It’s something we ask all of our patients. As nurses we want, no, need to know if our patient is in pain. So we ask, “On a scale of 1-10, with 10 being the worst pain you have ever had, how would you rate your pain?” Or we use the faces method, or whatever method of assessing pain is in vogue at the moment.
So very often with a straight face, the patient looks at you and says, “I’m in 9 out of 10 pain.” Just like that. Straight faced. Vitals are completely normal. Face calm, nearly serene, talking and laughing on the cell phone, with not a single outwardly visible sign of any discomfort. Since we rely on out patients to report their pain to us, it is not something we can objectively monitor, you have to accept what they say it is.
Now I know people in chronic pain. I know that you can learn to block, modulate, go into a Zen-like trance to mitigate your pain. But I have never seen anyone in true 9/10 pain who is calm. That would be impossible. I always try to give a scenario with pain, so that the patient will understand what I mean. I’ll say, “0 is no pain, 10 is being doused in gasoline and set on fire.” or for the ladies, “10 is giving birth.” But still I get the odd answers.
The reason I bring all of this up is that we have had a preponderance of folks in “pain”. These painieurs always report their pain is 9/10 and that the only thing that works for them is Dilaudid. They watch the clock and call 5 minutes before they are due to “remind” us that their meds are due.
We actually had one come up to us who immediately complained about 9/10 chest pain. The nurse, being thorough asked, “What do they give you normally? Nitro?” “No” she replies, “They just give me Dilaudid.” Straight-faced, looking like she is in a café ordering a latté, yet still having 9/10 chest pain. To me it is a total disconnect.
Partially the disconnect comes from the fact that we color the patients’ report with our own perceptions. The other week I re-injured/aggravated an old ankle/foot injury. It throbbed mercilessly and then it would spasm. At times, the spasms were so painful that I felt like I would vomit from it. Even my wife looked at me grimacing, sweaty and pale and asked if I was OK. Sure I was being John Wayne-esque about it and stoic, but it hurt. I popped a couple of Tylenol, grabbed the ice pack and put my foot up. Even with me almost vomiting from the pain, I would only have rated the pain a 7, maybe a soft 8 of 10. I can imagine what 9/10 pain feels like and I have no desire to feel that. I know that if I was truly in 9/10 pain, I would not be calm. That’s why it is so hard. You wish you could tell the patient to “cowboy up” and deal with the pain, but you can’ – although I did overhear an orthopod tell his patient we was going to have to do just that. We have created a culture where it is never OK to have some discomfort. Just look at the rash of relatively healthy folks showing up to EDs complaining of the sniffles and low-grades temps thinking it is the flu.
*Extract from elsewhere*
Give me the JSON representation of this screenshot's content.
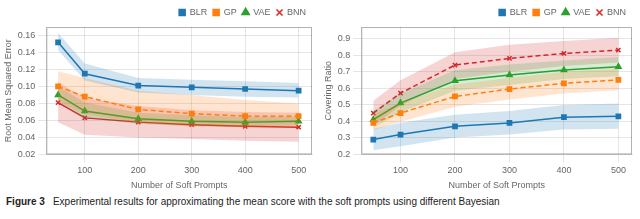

So sometimes you don’t ask. You observe from a distance and document. Even when you’re assessing the patient, unless they bring it up, you stay away from it. What I hate the most about the painieurs is that they color your assumptions of everyone else. Where you normally would try to reduce the pain of your patients, you ask yourself, “Are they faking it? Do they just want the buzz?” And I hate they have done that to me.
I know there is no easy answer to this dilemma. I try to take the road where unless they have proven themselves to be dodgy, I treat the pain full force. But with some that you deal with time after time after time, you know that they are drug seeking and all they want is the rush. But moreso I try not to let my own perceptions of pain color my view. I may be able to deal with 7/10 pain better than others due to my nature, so I can’t let that get in the way of effective treatment. And for the most part I don’t. It is just those rare occasions where I question, but more often than not I give the meds and hope we’re not being taken advantage of.
And as for the patient who only wanted Dialudid? The nurse called the doc who pretty much said they were a known drug seeker (which we knew already) and she would not provide their drug of choice. The patient realizing they were not going to get Dilaudid promptly signed out AMA.